Belfast Telegraph

Around Noon takes bite out of southern market

By Rachel Martin

A Co Down sandwich firm has boosted its sales by 40% this year, buoyed by a sharp increase in business to the Republic.

'Grab and go' convenience business Around Noon, based in Newry, has been steadily expanding its business.

As a result of focus in developing business in the Republic, sales in this market now account for 50% of the company's turnover.

Around Noon chief executive Gareth Chambers said: "We are now benefiting from a strategic decision a few years ago to invest time and other resources in a series of initiatives to expand our business in the Republic, our closest market place.

"This approach has also led to initial business in Scotland and England, business we are also keen to grow over the next few years.

"The Republic is becoming an immensely important market for us.

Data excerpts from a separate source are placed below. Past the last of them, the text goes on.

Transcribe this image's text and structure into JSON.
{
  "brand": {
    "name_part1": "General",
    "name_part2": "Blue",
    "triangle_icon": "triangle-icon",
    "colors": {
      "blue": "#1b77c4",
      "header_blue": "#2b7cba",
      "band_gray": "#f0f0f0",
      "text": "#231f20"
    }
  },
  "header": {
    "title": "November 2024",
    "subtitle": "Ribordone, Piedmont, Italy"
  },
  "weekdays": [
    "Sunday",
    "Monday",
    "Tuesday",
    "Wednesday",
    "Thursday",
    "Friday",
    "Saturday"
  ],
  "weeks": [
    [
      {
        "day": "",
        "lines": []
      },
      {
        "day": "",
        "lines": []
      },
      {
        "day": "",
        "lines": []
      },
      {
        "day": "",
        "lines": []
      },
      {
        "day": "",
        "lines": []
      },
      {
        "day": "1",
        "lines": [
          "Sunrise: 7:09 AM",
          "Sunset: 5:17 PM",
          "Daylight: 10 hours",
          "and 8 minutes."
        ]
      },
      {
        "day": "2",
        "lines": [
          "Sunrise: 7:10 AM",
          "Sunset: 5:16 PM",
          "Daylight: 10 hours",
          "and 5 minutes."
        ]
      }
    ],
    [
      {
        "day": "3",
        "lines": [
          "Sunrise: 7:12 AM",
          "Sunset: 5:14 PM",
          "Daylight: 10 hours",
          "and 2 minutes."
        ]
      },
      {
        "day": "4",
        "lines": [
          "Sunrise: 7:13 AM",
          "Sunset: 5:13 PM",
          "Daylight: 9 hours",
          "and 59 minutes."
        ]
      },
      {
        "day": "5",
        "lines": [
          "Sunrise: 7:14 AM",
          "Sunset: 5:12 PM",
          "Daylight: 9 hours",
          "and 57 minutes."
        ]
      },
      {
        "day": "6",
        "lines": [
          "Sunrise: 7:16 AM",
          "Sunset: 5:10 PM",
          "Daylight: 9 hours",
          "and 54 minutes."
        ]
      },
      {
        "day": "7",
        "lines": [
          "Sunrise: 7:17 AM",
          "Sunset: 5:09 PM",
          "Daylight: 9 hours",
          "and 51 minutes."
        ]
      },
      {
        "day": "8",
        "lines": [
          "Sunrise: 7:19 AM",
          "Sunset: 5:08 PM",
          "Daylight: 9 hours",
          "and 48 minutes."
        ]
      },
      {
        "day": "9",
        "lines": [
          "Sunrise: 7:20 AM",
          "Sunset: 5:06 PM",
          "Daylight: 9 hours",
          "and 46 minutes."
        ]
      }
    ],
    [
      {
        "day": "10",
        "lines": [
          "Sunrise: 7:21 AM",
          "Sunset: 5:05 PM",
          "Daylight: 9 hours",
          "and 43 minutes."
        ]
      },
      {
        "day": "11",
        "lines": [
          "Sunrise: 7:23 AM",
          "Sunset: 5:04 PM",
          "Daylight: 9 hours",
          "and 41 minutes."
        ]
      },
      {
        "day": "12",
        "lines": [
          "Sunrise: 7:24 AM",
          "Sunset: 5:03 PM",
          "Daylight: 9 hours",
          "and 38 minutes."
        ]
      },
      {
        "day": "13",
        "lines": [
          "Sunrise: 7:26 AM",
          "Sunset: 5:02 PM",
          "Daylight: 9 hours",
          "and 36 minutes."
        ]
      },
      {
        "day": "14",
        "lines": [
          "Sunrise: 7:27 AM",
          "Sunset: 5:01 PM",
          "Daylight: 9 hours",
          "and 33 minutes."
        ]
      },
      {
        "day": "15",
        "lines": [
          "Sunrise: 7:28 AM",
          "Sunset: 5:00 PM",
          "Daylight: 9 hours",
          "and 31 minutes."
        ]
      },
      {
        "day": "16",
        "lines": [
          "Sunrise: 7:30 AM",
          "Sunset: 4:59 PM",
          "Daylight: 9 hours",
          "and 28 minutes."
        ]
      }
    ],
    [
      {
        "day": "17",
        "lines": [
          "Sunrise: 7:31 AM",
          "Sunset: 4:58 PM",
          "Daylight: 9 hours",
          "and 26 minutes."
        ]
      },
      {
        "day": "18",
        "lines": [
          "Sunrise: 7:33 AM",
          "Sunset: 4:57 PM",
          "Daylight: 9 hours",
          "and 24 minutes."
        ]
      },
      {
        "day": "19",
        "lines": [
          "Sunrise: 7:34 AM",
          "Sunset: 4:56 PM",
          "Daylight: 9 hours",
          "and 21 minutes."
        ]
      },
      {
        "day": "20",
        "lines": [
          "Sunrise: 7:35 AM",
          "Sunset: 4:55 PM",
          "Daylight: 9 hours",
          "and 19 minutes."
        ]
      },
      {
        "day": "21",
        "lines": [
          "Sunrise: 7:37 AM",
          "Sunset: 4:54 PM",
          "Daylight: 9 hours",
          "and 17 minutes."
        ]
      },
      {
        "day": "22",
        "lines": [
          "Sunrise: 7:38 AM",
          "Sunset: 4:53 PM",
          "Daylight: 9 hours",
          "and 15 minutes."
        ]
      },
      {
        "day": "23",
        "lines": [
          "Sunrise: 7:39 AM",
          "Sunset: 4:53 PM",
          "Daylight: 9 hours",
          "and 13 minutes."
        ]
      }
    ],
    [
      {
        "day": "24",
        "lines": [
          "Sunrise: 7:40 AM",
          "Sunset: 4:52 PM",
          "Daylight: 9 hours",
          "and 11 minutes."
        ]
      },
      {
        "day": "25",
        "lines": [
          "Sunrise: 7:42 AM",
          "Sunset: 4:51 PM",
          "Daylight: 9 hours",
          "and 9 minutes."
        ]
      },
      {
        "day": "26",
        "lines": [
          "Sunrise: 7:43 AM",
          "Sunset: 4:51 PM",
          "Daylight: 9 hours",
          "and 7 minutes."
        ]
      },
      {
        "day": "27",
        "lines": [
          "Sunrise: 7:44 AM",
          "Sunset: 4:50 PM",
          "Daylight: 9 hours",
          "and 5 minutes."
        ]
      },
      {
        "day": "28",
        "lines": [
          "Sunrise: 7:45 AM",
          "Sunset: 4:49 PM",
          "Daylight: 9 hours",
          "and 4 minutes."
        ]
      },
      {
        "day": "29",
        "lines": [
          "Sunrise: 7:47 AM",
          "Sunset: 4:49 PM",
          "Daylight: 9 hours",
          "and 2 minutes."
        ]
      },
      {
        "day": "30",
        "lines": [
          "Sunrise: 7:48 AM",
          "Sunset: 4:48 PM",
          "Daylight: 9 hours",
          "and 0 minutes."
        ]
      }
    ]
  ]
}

We've developed good business especially with 'grab and go' food retailers there which appreciate a supplier committed to quality and in the development of the type of innovative tastes that their customers are seeking in what is now a very dynamic and sophisticated industry."

Established in 1989 by Gareth's parents, Sheila and Francis Chambers, Around Noon now employs 170 people at a processing plant in Newry.

The company sources supplies for its products from other Northern Ireland businesses including Irwin's Bakery in Portadown, Rich Sauces in Newtownards and Clandeboye Estate Yoghurt in Bangor.

Around Noon currently has a product range of around 600 different lines including sandwiches, paninis, wraps, smoothies, juices, fresh fruit and yoghurt.

Mr Chambers added: "We work alongside our customers in creating original products offering outstanding taste. For example, we developed around 200 new products this year to meet the specific requirements of individual customers.

"We continue to win business from our production process which continues to depend on the skills and experience of our people in hand crafting our products.

"What we offer is essentially an artisan approach within the business model that has the capability to meet volume requirements of customers. Only the packaging is automated."